Der AfD-Politiker Björn Höcke steht derzeit vor Gericht, weil er die Parole der nationalsozialistischen Sturmabteilung (SA) „Alles für Deutschland“ benutzt hat. Er habe das nicht gewußt, gibt der gelernte Geschichtslehrer zu seiner Verteidigung an. Aber ist der Gebrauch dieser NS-Parole tatsächlich verboten bzw. welche Formulierungen mit NS-Wurzeln sind denn überhaupt verboten? Und was ist erlaubt? Im VORWÄRTS gibt Kai Doering eine Übersicht juristisch problematischer Parolen und in der WELT diskutiert Sven Felix Kellerhoff das gleiche Problem etwas eingehender: "Wann „Alles für Deutschland“ oder „Jedem das Seine“ strafbar sind".
Als Kulturstaatsministerin Claudia Roth (Grüne) im Februar den Entwurf eines „Rahmenkonzepts Erinnerungskultur“ veröffentlichte, schlugen die Gedenkstätten in Deutschland Alarm. Der Entwurf leite einen „geschichtspolitischen Paradigmenwechsel“ ein, hieß es von Seiten der Verantwortlichen in den Gedenkstätten und Erinnerungsorten. Roth hatte in ihrem Entwurf u.a. die Erweiterung der Erinnerungskultur um die Felder Kolonialismus, Migrations- und Demokratiegeschichte in den Raum gestellt. Die Befürchtung der Gedenkstätten: Nationalsozialistische Verbrechen drohten relativiert, SED-Unrecht bagatellisiert zu werden. Im Interview mit der TAZ kritisiert auch Elke Gryglewski, Geschäftsführerin der Stiftung niedersächsische Gedenkstätten und Leiterin der Gedenkstätte Bergen-Belsen, Claudia Roths Ideen zur Erinnerungspolitik. Deren Paradigmenwechsel sei kontraproduktiv. U.a. sagt sie noch sehr zurückhaltend:
"Unsere Kritik entzündete sich vor allem daran, dass dieser Entwurf kein Entwurf für eine Konzeption, ein Programm ist. Die Gedenkstättenkonzeption hat bis dato immer eine Analyse der Situation der Gedenkstätten beinhaltet und Herausforderungen benannt. Dieses Rahmenkonzept jetzt war eher eine Wunschliste, was man normativ machen wollte."
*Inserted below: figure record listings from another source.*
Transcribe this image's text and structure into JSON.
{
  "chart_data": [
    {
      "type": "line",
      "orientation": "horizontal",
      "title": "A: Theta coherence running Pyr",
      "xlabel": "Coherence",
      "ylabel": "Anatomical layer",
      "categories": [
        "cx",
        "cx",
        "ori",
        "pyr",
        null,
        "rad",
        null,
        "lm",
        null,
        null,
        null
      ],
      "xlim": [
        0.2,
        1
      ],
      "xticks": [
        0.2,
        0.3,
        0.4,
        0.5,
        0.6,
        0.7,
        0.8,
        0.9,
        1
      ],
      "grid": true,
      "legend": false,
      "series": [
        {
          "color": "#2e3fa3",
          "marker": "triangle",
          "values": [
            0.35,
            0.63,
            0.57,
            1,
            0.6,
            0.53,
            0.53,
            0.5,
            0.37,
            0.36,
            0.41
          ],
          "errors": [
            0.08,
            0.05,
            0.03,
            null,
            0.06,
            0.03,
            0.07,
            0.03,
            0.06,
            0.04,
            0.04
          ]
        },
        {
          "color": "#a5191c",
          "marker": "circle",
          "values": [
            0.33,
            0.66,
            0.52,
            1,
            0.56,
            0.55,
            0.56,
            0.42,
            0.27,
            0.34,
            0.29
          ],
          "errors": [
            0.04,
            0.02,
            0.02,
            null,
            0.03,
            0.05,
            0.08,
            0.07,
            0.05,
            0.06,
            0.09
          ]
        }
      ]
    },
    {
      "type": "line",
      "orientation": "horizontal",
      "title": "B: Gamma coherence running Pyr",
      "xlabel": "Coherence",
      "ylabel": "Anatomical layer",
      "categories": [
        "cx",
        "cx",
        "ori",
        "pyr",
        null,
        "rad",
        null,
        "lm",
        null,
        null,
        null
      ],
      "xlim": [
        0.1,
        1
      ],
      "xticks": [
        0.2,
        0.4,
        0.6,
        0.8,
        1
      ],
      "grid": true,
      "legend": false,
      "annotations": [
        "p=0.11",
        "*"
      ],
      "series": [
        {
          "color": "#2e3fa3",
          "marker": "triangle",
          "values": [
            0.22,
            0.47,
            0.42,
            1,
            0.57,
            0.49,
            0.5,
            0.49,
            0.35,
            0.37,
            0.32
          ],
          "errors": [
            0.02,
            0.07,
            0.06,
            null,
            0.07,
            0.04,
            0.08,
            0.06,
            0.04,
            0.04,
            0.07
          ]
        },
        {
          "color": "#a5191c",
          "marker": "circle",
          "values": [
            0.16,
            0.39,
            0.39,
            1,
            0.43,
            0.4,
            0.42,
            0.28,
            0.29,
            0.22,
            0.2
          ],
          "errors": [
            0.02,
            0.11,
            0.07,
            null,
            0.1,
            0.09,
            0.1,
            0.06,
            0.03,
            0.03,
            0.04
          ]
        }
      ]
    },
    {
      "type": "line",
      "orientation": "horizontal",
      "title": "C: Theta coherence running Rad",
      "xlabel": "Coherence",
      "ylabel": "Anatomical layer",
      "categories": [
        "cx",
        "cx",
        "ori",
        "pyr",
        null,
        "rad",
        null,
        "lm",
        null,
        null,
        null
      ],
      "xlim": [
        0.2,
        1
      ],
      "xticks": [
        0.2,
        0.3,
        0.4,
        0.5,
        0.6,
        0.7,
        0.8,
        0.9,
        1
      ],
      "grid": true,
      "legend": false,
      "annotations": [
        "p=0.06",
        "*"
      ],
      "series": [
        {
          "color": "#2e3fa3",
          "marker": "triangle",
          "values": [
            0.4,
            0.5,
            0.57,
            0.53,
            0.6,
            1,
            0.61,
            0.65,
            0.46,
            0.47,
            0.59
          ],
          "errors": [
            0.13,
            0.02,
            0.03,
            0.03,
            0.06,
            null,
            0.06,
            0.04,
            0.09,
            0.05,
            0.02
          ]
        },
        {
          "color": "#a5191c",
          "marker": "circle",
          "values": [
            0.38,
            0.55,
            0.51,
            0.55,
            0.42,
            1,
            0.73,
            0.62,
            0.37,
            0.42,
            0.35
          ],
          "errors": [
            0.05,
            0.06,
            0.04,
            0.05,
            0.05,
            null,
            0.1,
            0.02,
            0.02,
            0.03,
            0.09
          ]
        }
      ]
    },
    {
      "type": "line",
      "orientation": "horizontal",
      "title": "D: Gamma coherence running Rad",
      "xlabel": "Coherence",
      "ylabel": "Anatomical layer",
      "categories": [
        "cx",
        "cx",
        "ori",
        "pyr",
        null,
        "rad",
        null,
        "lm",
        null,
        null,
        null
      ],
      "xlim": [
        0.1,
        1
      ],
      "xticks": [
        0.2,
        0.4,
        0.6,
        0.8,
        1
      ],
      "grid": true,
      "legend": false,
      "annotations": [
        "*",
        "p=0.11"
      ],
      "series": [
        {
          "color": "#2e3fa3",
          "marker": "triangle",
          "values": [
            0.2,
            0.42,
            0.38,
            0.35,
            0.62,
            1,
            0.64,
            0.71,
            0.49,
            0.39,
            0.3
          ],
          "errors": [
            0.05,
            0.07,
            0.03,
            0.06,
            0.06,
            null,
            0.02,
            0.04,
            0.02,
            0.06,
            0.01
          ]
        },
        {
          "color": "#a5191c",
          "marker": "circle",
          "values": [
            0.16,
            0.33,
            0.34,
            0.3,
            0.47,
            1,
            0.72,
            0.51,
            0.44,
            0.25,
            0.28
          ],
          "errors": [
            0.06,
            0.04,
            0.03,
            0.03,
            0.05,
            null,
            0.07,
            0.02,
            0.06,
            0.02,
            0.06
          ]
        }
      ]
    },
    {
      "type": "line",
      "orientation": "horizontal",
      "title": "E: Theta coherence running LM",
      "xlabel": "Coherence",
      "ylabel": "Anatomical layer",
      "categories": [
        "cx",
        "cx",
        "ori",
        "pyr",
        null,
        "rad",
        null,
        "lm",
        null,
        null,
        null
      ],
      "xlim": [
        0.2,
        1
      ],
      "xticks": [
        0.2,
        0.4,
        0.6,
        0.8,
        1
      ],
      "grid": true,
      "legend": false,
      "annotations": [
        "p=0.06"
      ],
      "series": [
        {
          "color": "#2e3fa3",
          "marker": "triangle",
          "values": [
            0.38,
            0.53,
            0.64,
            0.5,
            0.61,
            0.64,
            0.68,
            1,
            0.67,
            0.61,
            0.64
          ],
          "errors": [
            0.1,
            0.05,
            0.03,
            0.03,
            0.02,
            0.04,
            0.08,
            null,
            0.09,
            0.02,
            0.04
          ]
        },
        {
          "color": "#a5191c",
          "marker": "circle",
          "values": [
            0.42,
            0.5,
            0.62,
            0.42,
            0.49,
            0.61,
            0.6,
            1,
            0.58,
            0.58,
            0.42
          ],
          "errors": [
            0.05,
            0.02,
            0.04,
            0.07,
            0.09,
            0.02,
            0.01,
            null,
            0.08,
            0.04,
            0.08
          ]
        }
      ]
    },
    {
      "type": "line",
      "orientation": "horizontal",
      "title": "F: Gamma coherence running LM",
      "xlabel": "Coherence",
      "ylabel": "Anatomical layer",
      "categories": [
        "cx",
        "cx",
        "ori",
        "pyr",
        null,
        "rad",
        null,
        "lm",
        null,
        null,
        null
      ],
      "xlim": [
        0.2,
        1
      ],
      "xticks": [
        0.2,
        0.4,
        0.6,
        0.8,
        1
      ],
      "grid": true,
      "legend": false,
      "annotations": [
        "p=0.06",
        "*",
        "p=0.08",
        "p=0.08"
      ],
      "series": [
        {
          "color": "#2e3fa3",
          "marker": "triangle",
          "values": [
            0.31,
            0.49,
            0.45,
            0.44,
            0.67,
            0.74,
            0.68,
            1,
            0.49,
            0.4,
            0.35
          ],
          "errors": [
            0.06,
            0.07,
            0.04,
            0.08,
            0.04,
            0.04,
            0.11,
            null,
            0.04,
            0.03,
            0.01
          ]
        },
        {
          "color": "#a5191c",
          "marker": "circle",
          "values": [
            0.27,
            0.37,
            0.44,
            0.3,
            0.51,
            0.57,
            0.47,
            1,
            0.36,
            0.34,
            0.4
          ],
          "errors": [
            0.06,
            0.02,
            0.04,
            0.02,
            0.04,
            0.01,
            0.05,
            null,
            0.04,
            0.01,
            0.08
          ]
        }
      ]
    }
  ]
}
Schweres Geschütz hingegen fährt Claudia Schwartz in der NEUEN ZÜRCHER ZEITUNG auf. Das Versagen von Claudia Roth, angemessen mit den diversen Antisemitismus-Skandalen (Documenta, Berlinale) umzugehen und in ihr "Rahmenkonzept Erinnerungskultur" seien keine Zufälle, "sondern Teil des Angriffs auf die deutsche Erinnerungskultur". Und Schwartz geht noch einen Schritt weiter, denn sie betrachtet diesen "Angriff auf die deutsche Erinnerungskultur" a la Claudia Roth nicht als Einzelfall, sondern Ausdruck eines verfehlten Geschichtsverständnisses der grünen Partei insgesamt. Dem entgegen mahnt sie:
"Wer die Erinnerungspolitik als überholt betrachtet, sollte sich gerade jetzt, wo die Sicherheit der jüdischen Bürger in Deutschland ein Dauerthema ist, nochmals vor Augen führen, gegen welche Widerstände das deutsche Bekenntnis zum Geschichtsbewusstsein eingefordert wurde. Denn erst die unbeirrten Vergangenheitsdebatten brachen das Schweigen auf und forderten das Schuldeingeständnis ein. In der «Hochpräsenz der Vergangenheit» (Norbert Frei) ab Mitte der neunziger Jahre verband sich schliesslich die Erinnerung an die Opfer und die Mahnung an die Täter unauflöslich mit der deutschen Identitätsfrage."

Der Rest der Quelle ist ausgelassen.